Die positivere Einschätzung des saudi-arabischen Marktes ist auch auf einige Verbesserungen bei rechtlichen und administrativen Rahmenbedingungen zurückzuführen. Zudem hat die partielle Modernisierung der sehr konservativen islamischen Gesellschaftsordnung zu einer Imageverbesserung beigetragen.
Öl und Petrochemie sind die wichtigsten Wirtschaftssektoren
Der Ölsektor bleibt vorerst der dominierende Wirtschaftszweig. Sein Anteil (einschließlich Gas und Raffinerien) am BIP sank 2023 deutlich von 40,8 auf 33,4. Diesen Rückgang verursachte jedoch vor allem der 2023 um 17 Prozent gesunkene Ölpreis und eine Drosselung der Ölförderung um 9 Prozent auf 9,6 Millionen Barrel pro Tag.
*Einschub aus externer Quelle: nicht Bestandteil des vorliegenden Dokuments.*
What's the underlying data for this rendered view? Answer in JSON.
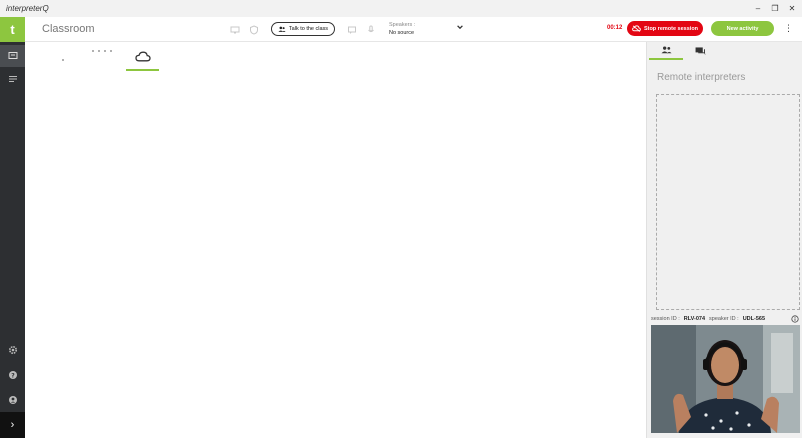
{
  "window": {
    "title": "interpreterQ",
    "controls": {
      "minimize": "–",
      "restore": "❐",
      "close": "✕"
    }
  },
  "sidebar": {
    "logo": "t",
    "items": [
      {
        "name": "classroom",
        "icon": "monitor-icon",
        "active": true
      },
      {
        "name": "menu",
        "icon": "list-icon",
        "active": false
      }
    ],
    "bottom_items": [
      {
        "name": "settings",
        "icon": "gear-icon"
      },
      {
        "name": "help",
        "icon": "help-icon"
      },
      {
        "name": "profile",
        "icon": "user-icon"
      }
    ],
    "expand": "›"
  },
  "header": {
    "title": "Classroom",
    "talk_button": "Talk to the class",
    "speakers": {
      "label": "Speakers :",
      "value": "No source"
    },
    "timer": "00:12",
    "stop_button": "Stop remote session",
    "new_activity_button": "New activity",
    "more": "⋮"
  },
  "right_panel": {
    "tabs": [
      {
        "name": "participants",
        "icon": "people-icon",
        "active": true
      },
      {
        "name": "chat",
        "icon": "chat-icon",
        "active": false
      }
    ],
    "title": "Remote interpreters",
    "session": {
      "session_label": "session ID :",
      "session_id": "RLV-074",
      "speaker_label": "speaker ID :",
      "speaker_id": "UDL-565"
    }
  },
  "colors": {
    "accent": "#8dc63f",
    "danger": "#e30613",
    "sidebar": "#2d2f32"
  }
}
Steigende Öl- und Gaspreise und/oder eine Ausweitung der Förderung werden den BIP-Anteil des Ölsektors künftig wieder nach oben treiben. Saudi-Arabien will bis 2027 seine Ölförderkapazität von aktuell 12,3 Millionen auf 13 Millionen Barrel pro Tag ausweiten. Hohe Investitionen fließen auch in den Ausbau der Gasförderung.
Die petrochemische Industrie ist mit einer jährlichen Produktionskapazität von über 120 Millionen Tonnen die größte Sparte des verarbeitenden Gewerbes. Die weitere Expansion und die Diversifizierung der Downstream-Industrie bildet einen Schwerpunkt der saudi-arabischen Entwicklungsstrategie.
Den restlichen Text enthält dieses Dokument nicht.